# Sticky  Rainbow Bridge Tribute (Author Unknown)



## Renae (Feb 9, 2008)

I found this and thought I'd share - there's many people who've lost their beloved birds.


*"Weep not for me though I am gone*
*Into that gentle night*
*Grieve if you will, not for long*
*Upon my soul's sweet flight.*
*I am at peace, my soul's at rest*
*There is no need for tears.*
*For all your love I was so blessed*
*For all those many years.*
*There is no pain, I suffer not,*
*the fear now all is gone.*
*Put now these things out of your thoughts*
*in your memory I live on.*
*Remember not my fight for breath*
*Remember not the strife*
*Please do not dwell upon my death,*
*But celebrate my life."*​


----------



## feathers (Aug 21, 2007)

Thats sweet
A hole new way at looking at it.


----------



## roxy culver (May 27, 2010)

That is so sweet!!


----------



## Cassie (Jan 7, 2009)

Thank you for posting that. It's perfect timing.


----------



## TRose (May 22, 2011)

a great thought... it made me cry but the meaning behind it is important for me I think.


----------



## lperry82 (Aug 2, 2010)

aww bless that is so sweet


----------



## morla (Aug 15, 2011)

That makes feel so much better from Sunny dieing yesterday. Thank-you.
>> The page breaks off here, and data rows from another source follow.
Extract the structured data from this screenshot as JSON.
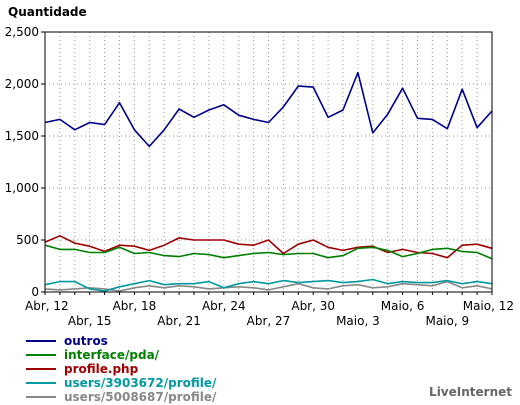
{
  "chart_data": {
    "type": "line",
    "ylabel": "Quantidade",
    "ylim": [
      0,
      2500
    ],
    "yticks": [
      0,
      500,
      1000,
      1500,
      2000,
      2500
    ],
    "ytick_labels": [
      "0",
      "500",
      "1,000",
      "1,500",
      "2,000",
      "2,500"
    ],
    "grid": true,
    "x_tick_labels_top": [
      {
        "label": "Abr, 12",
        "index": 0
      },
      {
        "label": "Abr, 18",
        "index": 6
      },
      {
        "label": "Abr, 24",
        "index": 12
      },
      {
        "label": "Abr, 30",
        "index": 18
      },
      {
        "label": "Maio, 6",
        "index": 24
      },
      {
        "label": "Maio, 12",
        "index": 30
      }
    ],
    "x_tick_labels_bottom": [
      {
        "label": "Abr, 15",
        "index": 3
      },
      {
        "label": "Abr, 21",
        "index": 9
      },
      {
        "label": "Abr, 27",
        "index": 15
      },
      {
        "label": "Maio, 3",
        "index": 21
      },
      {
        "label": "Maio, 9",
        "index": 27
      }
    ],
    "series": [
      {
        "name": "outros",
        "color": "#00008b",
        "values": [
          1630,
          1660,
          1560,
          1630,
          1610,
          1820,
          1560,
          1400,
          1560,
          1760,
          1680,
          1750,
          1800,
          1700,
          1660,
          1630,
          1780,
          1980,
          1970,
          1680,
          1750,
          2110,
          1530,
          1710,
          1960,
          1670,
          1660,
          1570,
          1950,
          1580,
          1740
        ]
      },
      {
        "name": "interface/pda/",
        "color": "#008000",
        "values": [
          450,
          410,
          410,
          380,
          380,
          430,
          370,
          380,
          350,
          340,
          370,
          360,
          330,
          350,
          370,
          380,
          360,
          370,
          370,
          330,
          350,
          420,
          430,
          400,
          340,
          370,
          410,
          420,
          390,
          380,
          320
        ]
      },
      {
        "name": "profile.php",
        "color": "#a00000",
        "values": [
          480,
          540,
          470,
          440,
          390,
          450,
          440,
          400,
          450,
          520,
          500,
          500,
          500,
          460,
          450,
          500,
          370,
          460,
          500,
          430,
          400,
          430,
          440,
          380,
          410,
          380,
          370,
          330,
          450,
          460,
          420
        ]
      },
      {
        "name": "users/3903672/profile/",
        "color": "#009aa0",
        "values": [
          70,
          100,
          100,
          30,
          10,
          50,
          80,
          110,
          70,
          80,
          80,
          100,
          40,
          80,
          100,
          80,
          110,
          90,
          100,
          110,
          90,
          100,
          120,
          80,
          100,
          90,
          90,
          110,
          80,
          100,
          80
        ]
      },
      {
        "name": "users/5008687/profile/",
        "color": "#888888",
        "values": [
          30,
          20,
          30,
          40,
          30,
          10,
          40,
          60,
          40,
          60,
          50,
          30,
          40,
          50,
          40,
          20,
          50,
          80,
          40,
          30,
          60,
          70,
          40,
          50,
          80,
          70,
          60,
          100,
          40,
          60,
          30
        ]
      }
    ]
  },
  "watermark": "LiveInternet"
}
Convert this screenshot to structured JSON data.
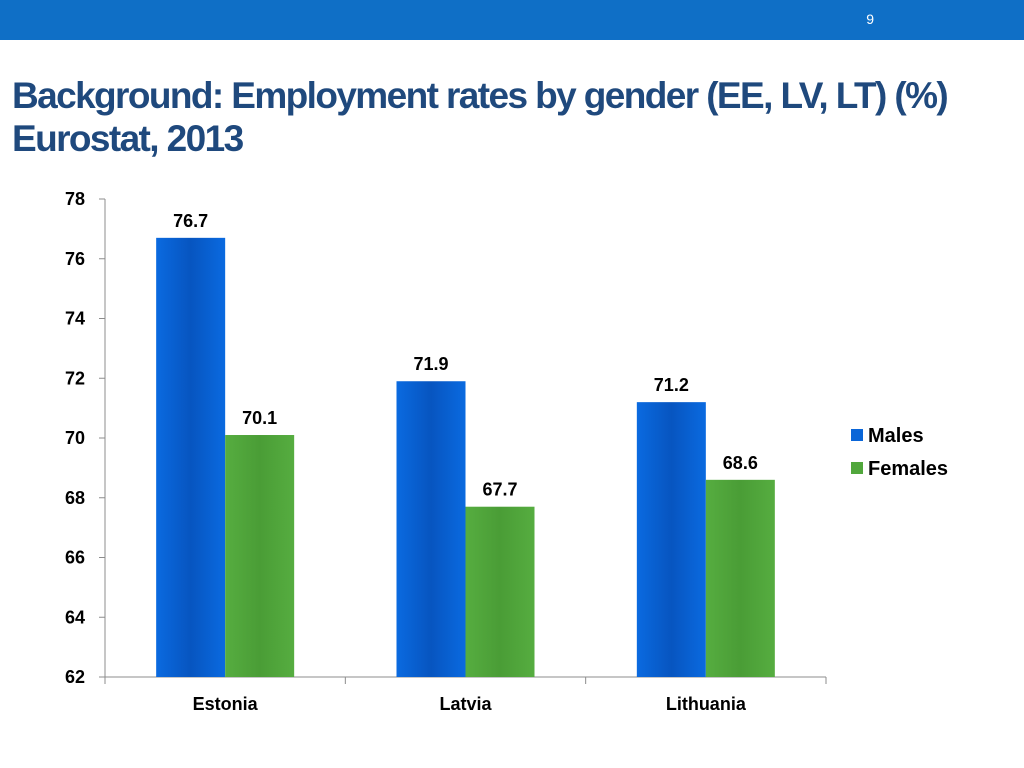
{
  "slide": {
    "number": "9",
    "title": "Background: Employment rates by gender (EE, LV, LT) (%) Eurostat, 2013"
  },
  "colors": {
    "top_bar": "#0f6fc6",
    "title": "#1f497d",
    "males": "#0a66d8",
    "males_dark": "#0753b8",
    "females": "#51a73c",
    "females_dark": "#3f8e2c"
  },
  "chart_data": {
    "type": "bar",
    "categories": [
      "Estonia",
      "Latvia",
      "Lithuania"
    ],
    "series": [
      {
        "name": "Males",
        "values": [
          76.7,
          71.9,
          71.2
        ]
      },
      {
        "name": "Females",
        "values": [
          70.1,
          67.7,
          68.6
        ]
      }
    ],
    "ylim": [
      62,
      78
    ],
    "yticks": [
      62,
      64,
      66,
      68,
      70,
      72,
      74,
      76,
      78
    ],
    "xlabel": "",
    "ylabel": "",
    "legend": "right",
    "grid": false
  }
}
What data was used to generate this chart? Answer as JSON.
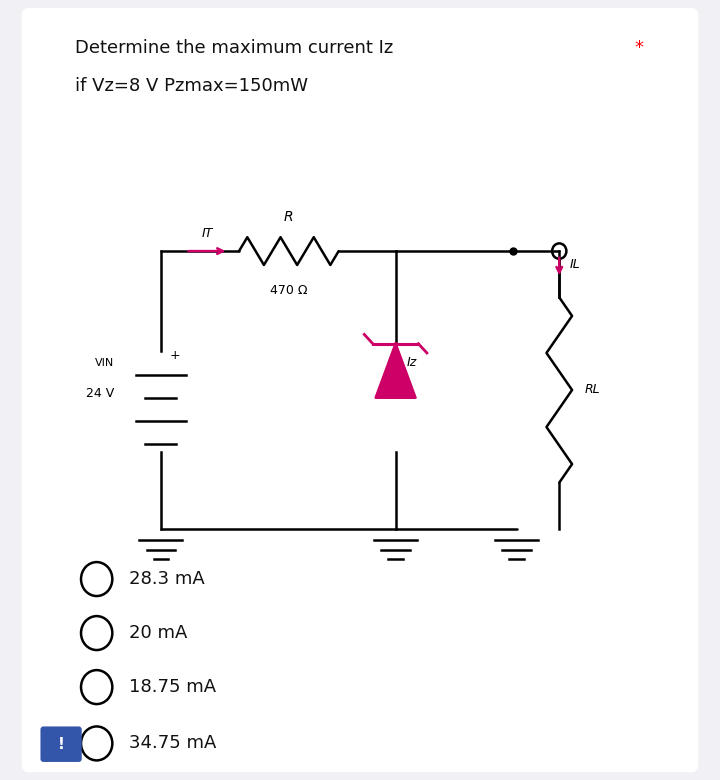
{
  "title_line1": "Determine the maximum current Iz",
  "title_line2": "if Vz=8 V Pzmax=150mW",
  "asterisk": "*",
  "background_color": "#f0f0f5",
  "card_color": "#ffffff",
  "options": [
    "28.3 mA",
    "20 mA",
    "18.75 mA",
    "34.75 mA"
  ],
  "resistor_label": "R",
  "resistor_value": "470 Ω",
  "vin_label": "VIN",
  "vin_value": "24 V",
  "rl_label": "RL",
  "it_label": "IT",
  "iz_label": "Iz",
  "il_label": "IL",
  "circuit_color": "#000000",
  "zener_color": "#cc0066",
  "arrow_color": "#cc0066"
}
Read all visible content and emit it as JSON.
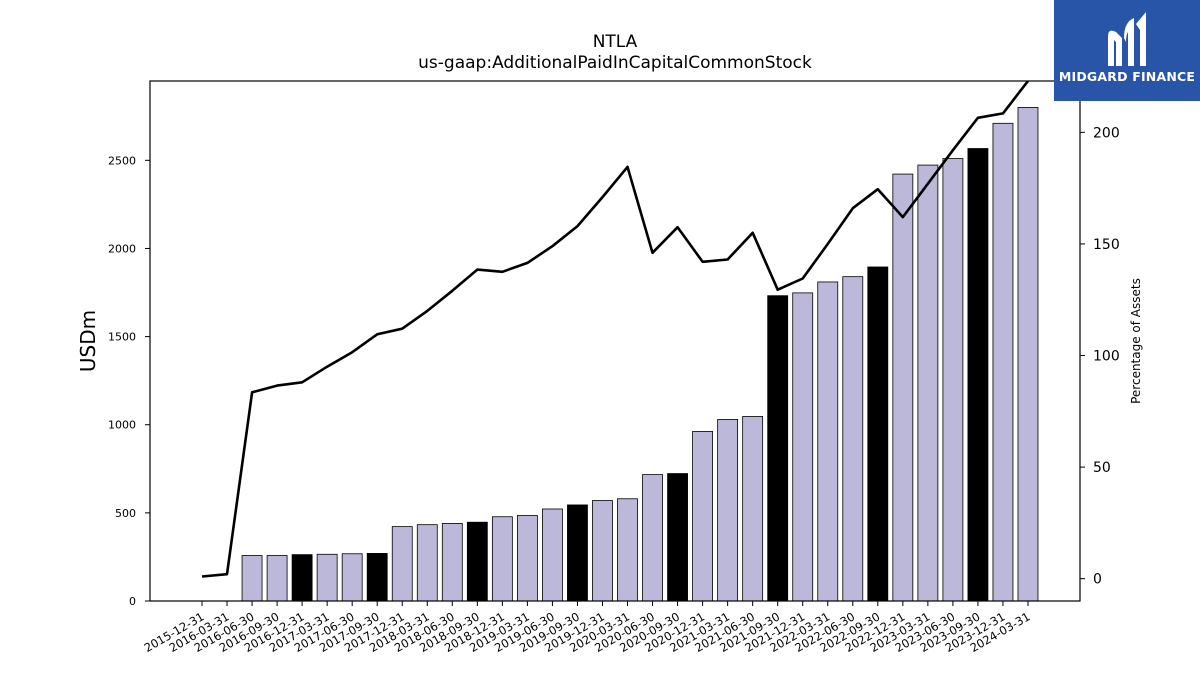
{
  "chart_data": {
    "type": "bar",
    "title": "NTLA",
    "subtitle": "us-gaap:AdditionalPaidInCapitalCommonStock",
    "ylabel": "USDm",
    "y2label": "Percentage of Assets",
    "ylim": [
      0,
      2950
    ],
    "y2lim": [
      -10,
      223
    ],
    "yticks": [
      0,
      500,
      1000,
      1500,
      2000,
      2500
    ],
    "y2ticks": [
      0,
      50,
      100,
      150,
      200
    ],
    "categories": [
      "2015-12-31",
      "2016-03-31",
      "2016-06-30",
      "2016-09-30",
      "2016-12-31",
      "2017-03-31",
      "2017-06-30",
      "2017-09-30",
      "2017-12-31",
      "2018-03-31",
      "2018-06-30",
      "2018-09-30",
      "2018-12-31",
      "2019-03-31",
      "2019-06-30",
      "2019-09-30",
      "2019-12-31",
      "2020-03-31",
      "2020-06-30",
      "2020-09-30",
      "2020-12-31",
      "2021-03-31",
      "2021-06-30",
      "2021-09-30",
      "2021-12-31",
      "2022-03-31",
      "2022-06-30",
      "2022-09-30",
      "2022-12-31",
      "2023-03-31",
      "2023-06-30",
      "2023-09-30",
      "2023-12-31",
      "2024-03-31"
    ],
    "series": [
      {
        "kind": "bar",
        "values": [
          0,
          0,
          258,
          258,
          263,
          265,
          268,
          270,
          422,
          433,
          440,
          447,
          478,
          485,
          522,
          545,
          570,
          580,
          717,
          723,
          962,
          1030,
          1047,
          1732,
          1748,
          1810,
          1840,
          1895,
          2422,
          2473,
          2510,
          2567,
          2710,
          2800
        ],
        "highlight": [
          false,
          false,
          false,
          false,
          true,
          false,
          false,
          true,
          false,
          false,
          false,
          true,
          false,
          false,
          false,
          true,
          false,
          false,
          false,
          true,
          false,
          false,
          false,
          true,
          false,
          false,
          false,
          true,
          false,
          false,
          false,
          true,
          false,
          false
        ]
      },
      {
        "kind": "line",
        "axis": "right",
        "values": [
          1,
          2,
          83.5,
          86.5,
          88,
          95,
          101.5,
          109.5,
          112,
          120,
          129,
          138.5,
          137.5,
          141.5,
          149,
          158,
          171,
          184.5,
          146,
          157.5,
          142,
          143,
          155,
          129.5,
          134.5,
          150,
          166,
          174.5,
          162,
          177,
          192,
          206.5,
          208.5,
          223
        ]
      }
    ],
    "colors": {
      "bar": "#bcb8da",
      "bar_highlight": "#000000",
      "line": "#000000",
      "edge": "#000000"
    }
  },
  "logo": {
    "text": "MIDGARD FINANCE",
    "bg": "#2855a8"
  }
}
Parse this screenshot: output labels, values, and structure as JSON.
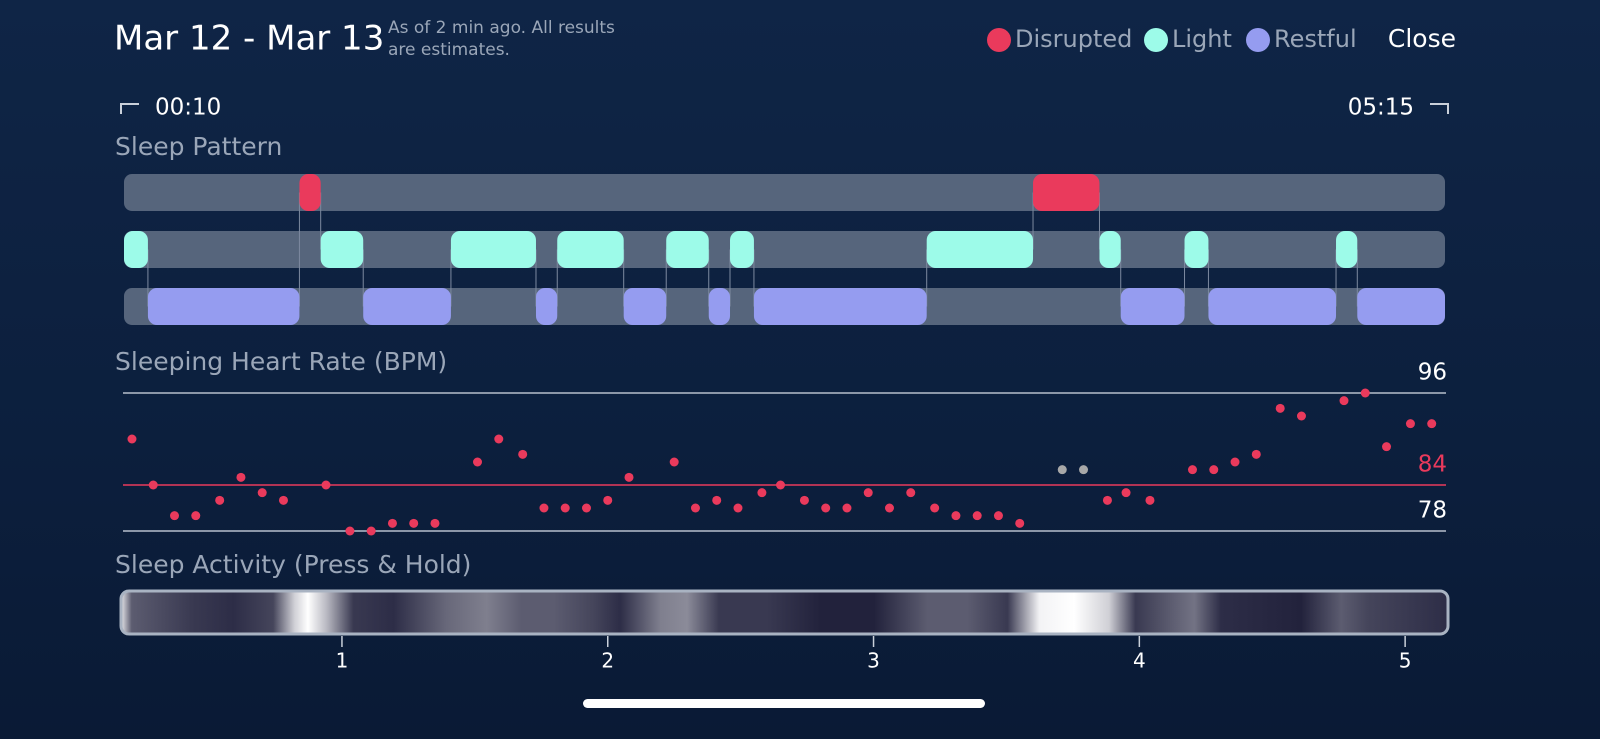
{
  "header": {
    "title": "Mar 12 - Mar 13",
    "note": [
      "As of 2 min ago. All results",
      "are estimates."
    ],
    "close": "Close"
  },
  "range": {
    "start": "00:10",
    "end": "05:15"
  },
  "sleep_pattern": {
    "title": "Sleep Pattern",
    "xlim": [
      0.18,
      5.15
    ],
    "stages": [
      {
        "name": "Disrupted",
        "color": "#ea3a5c",
        "segments": [
          [
            0.84,
            0.92
          ],
          [
            3.6,
            3.85
          ]
        ]
      },
      {
        "name": "Light",
        "color": "#9dfbe9",
        "segments": [
          [
            0.18,
            0.27
          ],
          [
            0.92,
            1.08
          ],
          [
            1.41,
            1.73
          ],
          [
            1.81,
            2.06
          ],
          [
            2.22,
            2.38
          ],
          [
            2.46,
            2.55
          ],
          [
            3.2,
            3.6
          ],
          [
            3.85,
            3.93
          ],
          [
            4.17,
            4.26
          ],
          [
            4.74,
            4.82
          ]
        ]
      },
      {
        "name": "Restful",
        "color": "#959cf0",
        "segments": [
          [
            0.27,
            0.84
          ],
          [
            1.08,
            1.41
          ],
          [
            1.73,
            1.81
          ],
          [
            2.06,
            2.22
          ],
          [
            2.38,
            2.46
          ],
          [
            2.55,
            3.2
          ],
          [
            3.93,
            4.17
          ],
          [
            4.26,
            4.74
          ],
          [
            4.82,
            5.15
          ]
        ]
      }
    ]
  },
  "heart_rate": {
    "title": "Sleeping Heart Rate (BPM)",
    "ylim": [
      78,
      96
    ],
    "yticks": [
      78,
      84,
      96
    ],
    "tick_colors": [
      "#b7bfcc",
      "#ea3a5c",
      "#b7bfcc"
    ],
    "series": [
      {
        "color": "#ea3a5c",
        "x": [
          0.21,
          0.29,
          0.37,
          0.45,
          0.54,
          0.62,
          0.7,
          0.78,
          0.94,
          1.03,
          1.11,
          1.19,
          1.27,
          1.35,
          1.51,
          1.59,
          1.68,
          1.76,
          1.84,
          1.92,
          2.0,
          2.08,
          2.25,
          2.33,
          2.41,
          2.49,
          2.58,
          2.65,
          2.74,
          2.82,
          2.9,
          2.98,
          3.06,
          3.14,
          3.23,
          3.31,
          3.39,
          3.47,
          3.55,
          3.88,
          3.95,
          4.04,
          4.2,
          4.28,
          4.36,
          4.44,
          4.53,
          4.61,
          4.77,
          4.85,
          4.93,
          5.02,
          5.1
        ],
        "values": [
          90,
          84,
          80,
          80,
          82,
          85,
          83,
          82,
          84,
          78,
          78,
          79,
          79,
          79,
          87,
          90,
          88,
          81,
          81,
          81,
          82,
          85,
          87,
          81,
          82,
          81,
          83,
          84,
          82,
          81,
          81,
          83,
          81,
          83,
          81,
          80,
          80,
          80,
          79,
          82,
          83,
          82,
          86,
          86,
          87,
          88,
          94,
          93,
          95,
          96,
          89,
          92,
          92
        ]
      },
      {
        "color": "#a8a8a8",
        "x": [
          3.71,
          3.79
        ],
        "values": [
          86,
          86
        ]
      }
    ]
  },
  "activity": {
    "title": "Sleep Activity (Press & Hold)",
    "xticks": [
      1,
      2,
      3,
      4,
      5
    ],
    "x": [
      0.18,
      0.22,
      0.45,
      0.6,
      0.75,
      0.83,
      0.88,
      0.95,
      1.05,
      1.2,
      1.4,
      1.55,
      1.68,
      1.8,
      1.95,
      2.05,
      2.2,
      2.3,
      2.42,
      2.6,
      2.8,
      3.0,
      3.2,
      3.35,
      3.5,
      3.62,
      3.75,
      3.88,
      3.98,
      4.2,
      4.3,
      4.6,
      4.75,
      4.85,
      5.15
    ],
    "values": [
      0.9,
      0.3,
      0.15,
      0.1,
      0.2,
      0.8,
      1.0,
      0.7,
      0.15,
      0.1,
      0.35,
      0.45,
      0.3,
      0.3,
      0.2,
      0.1,
      0.45,
      0.5,
      0.15,
      0.15,
      0.05,
      0.05,
      0.3,
      0.3,
      0.15,
      0.95,
      1.0,
      0.8,
      0.15,
      0.4,
      0.1,
      0.05,
      0.3,
      0.2,
      0.1
    ]
  }
}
My sweet Sunny.


----------



## mellowyellow (Feb 28, 2011)

Thats so sweet.
It made me cry, that poem can go for anyone/anything that has passed , that poem is truely beautiful, it touched my heart!


----------



## singal.mukul (Oct 22, 2011)

Amazingly heart warming poem, especially for all those of us who've lost a little friend.


----------



## Haimovfids (Sep 19, 2012)

That's beautiful 
Thank you for sharing


----------